A questão do Estado de direito tornou-se central na União Europeia na última década, com a Hungria e a Polónia no centro das atenções e muitos preocupados com os padrões democráticos destes países: Bruxelas diz que Budapeste e Varsóvia estão a violar os valores europeus. Mas a Comissão Europeia decidiu alargar o horizonte e avaliar a situação da democracia e da corrupção nos 27 estados membros, um por um.

Sándor Zsíros, Euronews:

A nosssa convidada é Věra Jourová, vice-presidente da Comissão Europeia para os valores e transparência. Acaba de apresentar o primeiro relatório da Comissão Europeia sobre o Estado de Direito. Mas quão saudável é a democracia europeia?

Věra Jourová, vice-presidente da Comissão Europeia para os valores e a transparência:

Este é um momento importante. Por que razão apresentámos o relatório? Não é um relatório qualquer, não é uma coisa trivial. Porque precisávamos de fazer uma boa avaliação da situação em todos os Estados membros. Estamos a analisar a situação na esfera judicial, especialmente sobre a independência do poder judicial e o equilíbrio dos poderes entre os diferentes ramos. Estamos também a analisar, com um olhar fresco, o que os Estados membros fazem contra a corrupção. E a analisar também a situação dos meios de comunicação social, porque os meios de comunicação social não são apenas atores económicos, têm também um papel muito crucial na proteção da liberdade de expressão e da democracia.

Os meios de comunicação social têm um papel fulcral na defesa da liberdade e da democracia.

Věra Jourová

Vice-Presidente da Comissão Europeia

Quais são as principais conclusões do relatório? Onde vê mais problemas relacionados com a liberdade dos meios de comunicação social, com o sistema judicial e com a corrupção?

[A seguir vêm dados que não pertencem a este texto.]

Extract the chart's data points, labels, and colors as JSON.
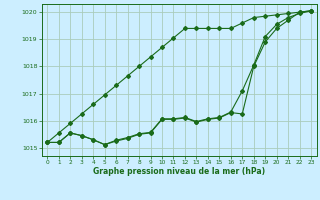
{
  "title": "Graphe pression niveau de la mer (hPa)",
  "bg_color": "#cceeff",
  "line_color": "#1a6b1a",
  "grid_color": "#aaccbb",
  "xlim": [
    -0.5,
    23.5
  ],
  "ylim": [
    1014.7,
    1020.3
  ],
  "yticks": [
    1015,
    1016,
    1017,
    1018,
    1019,
    1020
  ],
  "xticks": [
    0,
    1,
    2,
    3,
    4,
    5,
    6,
    7,
    8,
    9,
    10,
    11,
    12,
    13,
    14,
    15,
    16,
    17,
    18,
    19,
    20,
    21,
    22,
    23
  ],
  "series": [
    [
      1015.2,
      1015.2,
      1015.55,
      1015.45,
      1015.3,
      1015.12,
      1015.25,
      1015.35,
      1015.5,
      1015.55,
      1016.05,
      1016.05,
      1016.1,
      1015.95,
      1016.05,
      1016.1,
      1016.3,
      1016.25,
      1018.0,
      1018.9,
      1019.4,
      1019.7,
      1020.0,
      1020.05
    ],
    [
      1015.2,
      1015.2,
      1015.55,
      1015.45,
      1015.3,
      1015.12,
      1015.28,
      1015.38,
      1015.52,
      1015.57,
      1016.07,
      1016.07,
      1016.12,
      1015.97,
      1016.07,
      1016.12,
      1016.32,
      1017.1,
      1018.05,
      1019.1,
      1019.55,
      1019.8,
      1019.95,
      1020.05
    ],
    [
      1015.2,
      1015.55,
      1015.9,
      1016.25,
      1016.6,
      1016.95,
      1017.3,
      1017.65,
      1018.0,
      1018.35,
      1018.7,
      1019.05,
      1019.4,
      1019.4,
      1019.4,
      1019.4,
      1019.4,
      1019.6,
      1019.8,
      1019.85,
      1019.9,
      1019.95,
      1020.0,
      1020.05
    ]
  ]
}
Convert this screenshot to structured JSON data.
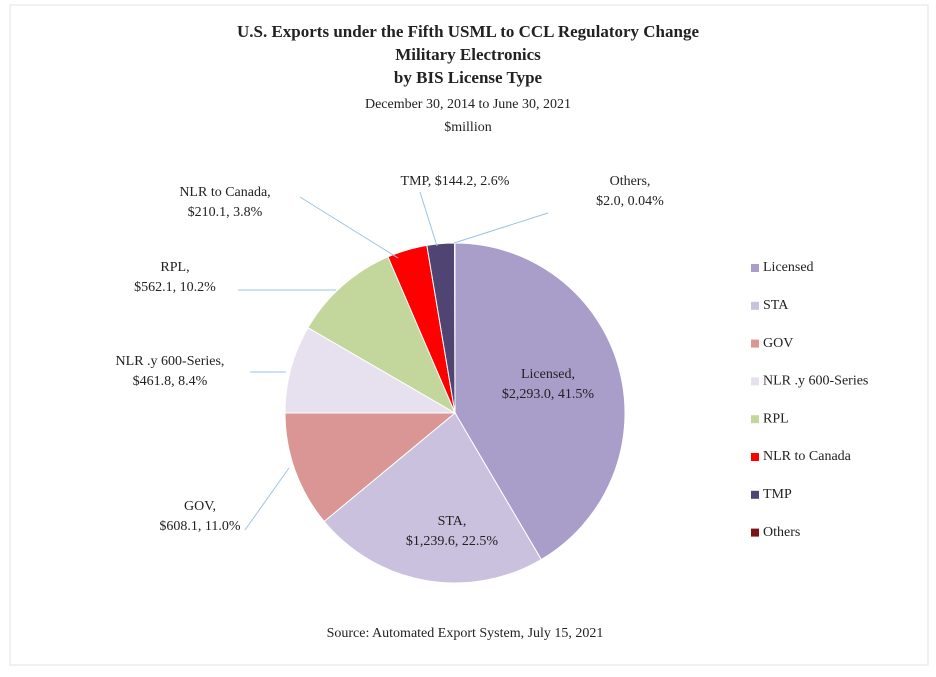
{
  "chart_data": {
    "type": "pie",
    "title": [
      "U.S. Exports under the Fifth USML to CCL Regulatory Change",
      "Military Electronics",
      "by BIS License Type"
    ],
    "subtitle": [
      "December 30, 2014 to June 30, 2021",
      "$million"
    ],
    "source": "Source: Automated Export System, July 15, 2021",
    "categories": [
      "Licensed",
      "STA",
      "GOV",
      "NLR .y 600-Series",
      "RPL",
      "NLR to Canada",
      "TMP",
      "Others"
    ],
    "values": [
      2293.0,
      1239.6,
      608.1,
      461.8,
      562.1,
      210.1,
      144.2,
      2.0
    ],
    "value_labels": [
      [
        "Licensed,",
        "$2,293.0, 41.5%"
      ],
      [
        "STA,",
        "$1,239.6, 22.5%"
      ],
      [
        "GOV,",
        "$608.1, 11.0%"
      ],
      [
        "NLR .y 600-Series,",
        "$461.8, 8.4%"
      ],
      [
        "RPL,",
        "$562.1, 10.2%"
      ],
      [
        "NLR to Canada,",
        "$210.1, 3.8%"
      ],
      [
        "TMP, $144.2, 2.6%"
      ],
      [
        "Others,",
        "$2.0, 0.04%"
      ]
    ],
    "colors": [
      "#a99dc9",
      "#c9c1de",
      "#d99694",
      "#e7e1ef",
      "#c3d69b",
      "#ff0000",
      "#4f4472",
      "#7b1416"
    ],
    "legend": "right"
  }
}
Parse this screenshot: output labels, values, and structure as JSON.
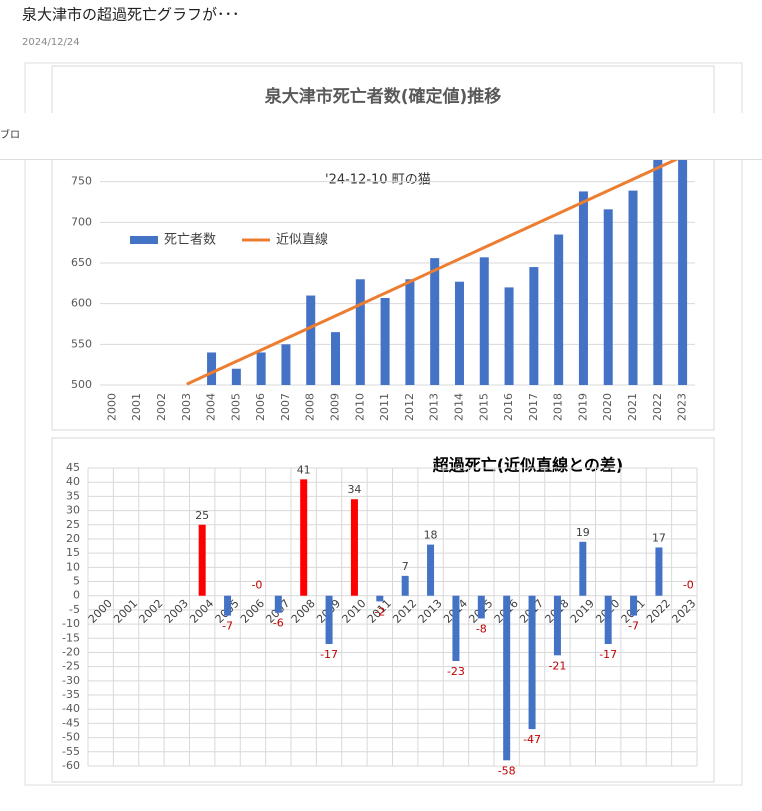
{
  "page": {
    "title": "泉大津市の超過死亡グラフが･･･",
    "date": "2024/12/24",
    "overlay_text": "ブロ"
  },
  "chart_data": [
    {
      "type": "bar",
      "title": "泉大津市死亡者数(確定値)推移",
      "annotation": "'24-12-10 町の猫",
      "categories": [
        "2000",
        "2001",
        "2002",
        "2003",
        "2004",
        "2005",
        "2006",
        "2007",
        "2008",
        "2009",
        "2010",
        "2011",
        "2012",
        "2013",
        "2014",
        "2015",
        "2016",
        "2017",
        "2018",
        "2019",
        "2020",
        "2021",
        "2022",
        "2023"
      ],
      "series": [
        {
          "name": "死亡者数",
          "color": "#4472c4",
          "values": [
            null,
            null,
            null,
            null,
            540,
            520,
            540,
            550,
            610,
            565,
            630,
            607,
            630,
            656,
            627,
            657,
            620,
            645,
            685,
            738,
            716,
            739,
            790,
            783
          ]
        },
        {
          "name": "近似直線",
          "type": "line",
          "color": "#ed7d31",
          "values": [
            null,
            null,
            null,
            501,
            515,
            529,
            543,
            557,
            571,
            585,
            599,
            613,
            627,
            641,
            655,
            669,
            683,
            697,
            711,
            725,
            739,
            753,
            767,
            781
          ]
        }
      ],
      "ylim": [
        500,
        800
      ],
      "yticks": [
        500,
        550,
        600,
        650,
        700,
        750
      ],
      "grid": true,
      "legend": "upper left"
    },
    {
      "type": "bar",
      "title": "超過死亡(近似直線との差)",
      "categories": [
        "2000",
        "2001",
        "2002",
        "2003",
        "2004",
        "2005",
        "2006",
        "2007",
        "2008",
        "2009",
        "2010",
        "2011",
        "2012",
        "2013",
        "2014",
        "2015",
        "2016",
        "2017",
        "2018",
        "2019",
        "2020",
        "2021",
        "2022",
        "2023"
      ],
      "values": [
        null,
        null,
        null,
        null,
        25,
        -7,
        0,
        -6,
        41,
        -17,
        34,
        -2,
        7,
        18,
        -23,
        -8,
        -58,
        -47,
        -21,
        19,
        -17,
        -7,
        17,
        0
      ],
      "value_labels": [
        null,
        null,
        null,
        null,
        "25",
        "-7",
        "-0",
        "-6",
        "41",
        "-17",
        "34",
        "-2",
        "7",
        "18",
        "-23",
        "-8",
        "-58",
        "-47",
        "-21",
        "19",
        "-17",
        "-7",
        "17",
        "-0"
      ],
      "colors": [
        null,
        null,
        null,
        null,
        "#ff0000",
        "#4472c4",
        "#4472c4",
        "#4472c4",
        "#ff0000",
        "#4472c4",
        "#ff0000",
        "#4472c4",
        "#4472c4",
        "#4472c4",
        "#4472c4",
        "#4472c4",
        "#4472c4",
        "#4472c4",
        "#4472c4",
        "#4472c4",
        "#4472c4",
        "#4472c4",
        "#4472c4",
        "#4472c4"
      ],
      "ylim": [
        -60,
        45
      ],
      "yticks": [
        -60,
        -55,
        -50,
        -45,
        -40,
        -35,
        -30,
        -25,
        -20,
        -15,
        -10,
        -5,
        0,
        5,
        10,
        15,
        20,
        25,
        30,
        35,
        40,
        45
      ],
      "grid": true
    }
  ]
}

Os principais problemas, fazendo uma avaliação geral, estão no mundo judicial. Há tendência para impor mais pressão política sobre o sistema, sobre os juízes, especialmente do lado do poder executivo, ou seja, dos governos. Precisamos de ter a certeza absoluta de que em cada país temos juízes independentes que decidem com base na lei e não com base em quem é que deve ser combatido e como. É um princípio muito claro que temos: Igualdade perante a lei, que tem de ser garantida pelos juízes. A politização do poder judicial, bem como as pressões políticas e económicas sobre os meios de comunicação social a que assistimos em muitos países são tendências que estão a piorar. Temos dados muito precisos, recolhidos nos últimos dois anos. Os meios de comunicação desempenham também um papel muito importante, como disse, na defesa da democracia e da verdade. Os jornalistas profissionais que sentem um elevado nível de responsabilidade são, evidentemente, aqueles que devem fornecer informações objetivas aos cidadãos.

Porque queremos que os cidadãos estejam bem informados ao fazer julgamentos e ao tomar decisões, nomeadamente quando votam. Quanto à luta anticorrupção, precisamos de fazer mais em alguns Estados membros. Existem mecanismos suficientes, que funcionam bem para combater a corrupção. Mas em alguns estados não vemos isso a funcionar. O que se reflete naquilo que ouvimos da parte de cidadãos e empresas - que em alguns países, as pessoas simplesmente não confiam nas instituições para lutar contra a corrupção. E penso que é nesse fator que temos de nos focar mais.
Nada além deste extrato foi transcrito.